Germany never returned the bicycles it stole, either.
Even the most politically correct can make jokes or disparaging remarks about Germans
and get away with it.
Your greatest dream is beating Germans in the World Cup finals.
- France is a country that doesn't understand your soft drugs policy. This is arrogant.
It is a great place for summer vacation, and you like their cheese and wine.
- The USA provides most of your entertainment, as well as technical innovation.
If a non-American explains to you that something is better in the US than in the Netherlands,
you will explain that American ideas will not work in the Dutch context.
If an American tells you things are better in the US, you just think that he's arrogant.
Apart from always telling you that things are better in the US, Americans are nice people.
Your country has more money invested in the US than any other country in the world.
- Japan is a faraway country that produces cars and video recorders.
If Japan is on the news, it is probably because they still haven't apologized for the
mistreatment of Dutch citizens during World War II.
You have never seen or heard a Japanese comic, pop song or movie.
- You don't think much about the UK. They produce pop music and football hooligans.
Our Royal House shows how things should be done.

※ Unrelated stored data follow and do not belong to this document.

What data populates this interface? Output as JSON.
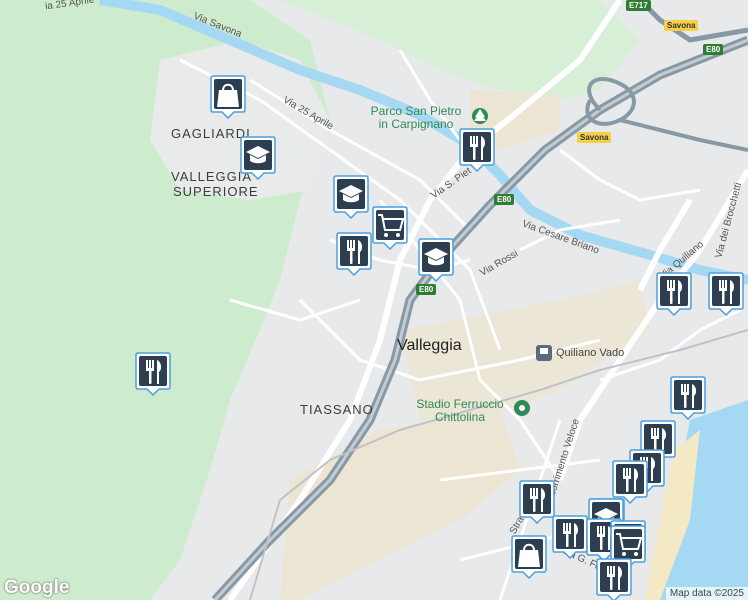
{
  "map": {
    "attribution": "Map data ©2025",
    "logo": "Google",
    "colors": {
      "land": "#e8e9ea",
      "green": "#cdeccd",
      "water": "#a5d9f3",
      "highway": "#8899a6",
      "marker": "#2c3e50"
    }
  },
  "labels": {
    "gagliardi": "GAGLIARDI",
    "valleggia_sup_1": "VALLEGGIA",
    "valleggia_sup_2": "SUPERIORE",
    "tiassano": "TIASSANO",
    "valleggia": "Valleggia",
    "parco_1": "Parco San Pietro",
    "parco_2": "in Carpignano",
    "quiliano_vado": "Quiliano Vado",
    "stadio_1": "Stadio Ferruccio",
    "stadio_2": "Chittolina",
    "via_savona": "Via Savona",
    "via_25_aprile": "Via 25 Aprile",
    "via_25_aprile_top": "ia 25 Aprile",
    "via_s_pietro": "Via S. Piet",
    "via_cesare_briano": "Via Cesare Briano",
    "via_rossi": "Via Rossi",
    "via_quiliano": "Via Quiliano",
    "via_dei_brocchetti": "Via dei Brocchetti",
    "scorrimento_veloce": "Scorrimento Veloce",
    "via_g_ferr": "Via G. Ferr",
    "strada": "Stra"
  },
  "shields": {
    "e717": "E717",
    "savona_top": "Savona",
    "e80_a": "E80",
    "savona_mid": "Savona",
    "e80_b": "E80",
    "e80_c": "E80"
  },
  "markers": [
    {
      "icon": "shopping-bag-icon"
    },
    {
      "icon": "school-icon"
    },
    {
      "icon": "restaurant-icon"
    },
    {
      "icon": "school-icon"
    },
    {
      "icon": "shopping-cart-icon"
    },
    {
      "icon": "restaurant-icon"
    },
    {
      "icon": "school-icon"
    },
    {
      "icon": "restaurant-icon"
    },
    {
      "icon": "restaurant-icon"
    },
    {
      "icon": "restaurant-icon"
    },
    {
      "icon": "restaurant-icon"
    },
    {
      "icon": "restaurant-icon"
    },
    {
      "icon": "restaurant-icon"
    },
    {
      "icon": "restaurant-icon"
    },
    {
      "icon": "restaurant-icon"
    },
    {
      "icon": "restaurant-icon"
    },
    {
      "icon": "restaurant-icon"
    },
    {
      "icon": "school-icon"
    },
    {
      "icon": "restaurant-icon"
    },
    {
      "icon": "restaurant-icon"
    },
    {
      "icon": "shopping-cart-icon"
    },
    {
      "icon": "shopping-bag-icon"
    },
    {
      "icon": "restaurant-icon"
    }
  ]
}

Their Royal House shows how things shouldn't be done.
- You think it ridiculous that any private person would want to have a firearm.
The government should protect you against such people.
- You think it normal that any woman who wants to can get an abortion, a
nd that sex education and contraceptives are freely available.
It's nothing out of the ordinary to see naked breasts on TV and in advertisements.
- You have never heard of Creationism.
- Your country used to have colonies but you rarely think about this.
- You think development aid is a Good Thing. Sending money for arms isn't.
You think human rights should be most important in foreign aid decisions.
- Journalists may write about everything but usually avoid the private life of public people.
They only talk about private life (I'm not talking about the gutter press here)
when people choose to make their private life public.
- You think people shouldn't make themselves more important than they are,
we are all normal people after all.
- Having a Royal House and a Queen is a Good Thing. Why, you're not sure.
- Changing your name is very difficult.
It takes a lot of paperwork, you need to convince the authorities that you have a good reason to change your name,
and you need the Queen's permission (yes, really!)
- You can drink alcohol at age 16. IDs are not often asked for.
- If male, you are uncircumcised, unless you are Muslim or Jewish.
- You were born in a hospital or at home (these are about equally likely)
and were delivered by a midwife, general practitioner or gynecologist.
Unless she had a cesarean, your mother did not take anesthesia during the delivery.
Your father was most likely present at your birth.